Pendergast continuò a tacere. Fischer proseguì. «Devo ammettere che la tua copertura era molto buona. Sapevo che un uomo come te sarebbe venuto a cercarmi, a cercarci. E immaginavo che, date le tue straordinarie abilità, alla fine mi avresti trovato. Quello che non mi aspettavo era il travestimento. Pensavo saresti entrato in città di soppiatto, confondendoti con i locali, oppure ti saresti appostato nella foresta. Non credevo ti saresti introdotto qui con tanta sicurezza. E poi, tutta quella Scheiße sulla Queen Beatrice. Molto ben fatto, tanto più che era tutto vero. I miei complimenti.»
Aspirò altro fumo.
«Ti ha tradito la tua piccola trovata con Egon. Sai, lui è vissuto nella foresta, la conosce come le sue tasche. Quando ho saputo che l’avevi seminato, ho capito che non eri un naturalista.»
Pendergast restò immobile.
«I miei colleghi e io siamo stati, diciamo così, molto sorpresi dalle tue imprese sulla Vergeltung. Naturalmente è stato un grande shock scoprire che Helen Esterhazy era ancora viva. Anche se avevamo molto interesse a studiarla in vivo, ci hai costretti a risolvere la questione in un modo più sbrigativo. Tuttavia, siamo riusciti a effettuare un’autopsia sui suoi resti, che non abbiamo avuto difficoltà a disseppellire dalla tomba improvvisata che hai scavato per lei.»
A quelle parole, uno degli occhi di Pendergast si contrasse quasi impercettibilmente.

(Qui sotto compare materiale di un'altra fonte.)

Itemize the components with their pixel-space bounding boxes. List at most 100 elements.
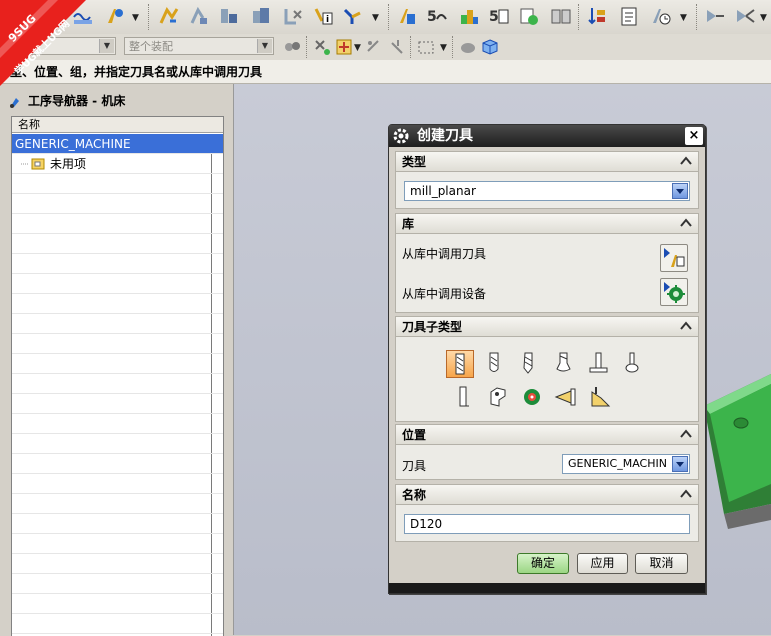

«Oh, sì. Non ci lasciamo mai sfuggire un’occasione di studio. Prima di tutto siamo scienziati. Per esempio, il tuo ingresso spettacolare e inaspettato nel nostro programma – prima sulla Vergeltung e poi mettendoti alla ricerca di Helen – è stato piuttosto allarmante. Ma, da scienziati, siamo riusciti ad adattarci. Ben presto abbiamo modificato i nostri piani, per incorporarti nella fase finale del nostro grande lavoro qui sotto. Ci siamo resi conto dell’opportunità e l’abbiamo colta. E dunque ti ringrazio per la collaborazione.»
Fischer scosse la sigaretta per far cadere la cenere, poi spense il mozzicone in un posacenere d’argento cesellato.
Raccolse la piccola ampolla appoggiata sulla scrivania insieme agli altri oggetti di Pendergast. La tenne pensieroso tra pollice e indice.
«Ammiro il tuo coraggio. Ma vedrai che non ne avrai bisogno. Anzi, ti risparmieremo la fatica.»
Si rivolse ai soldati. «Portatelo nella stanza numero quattro.»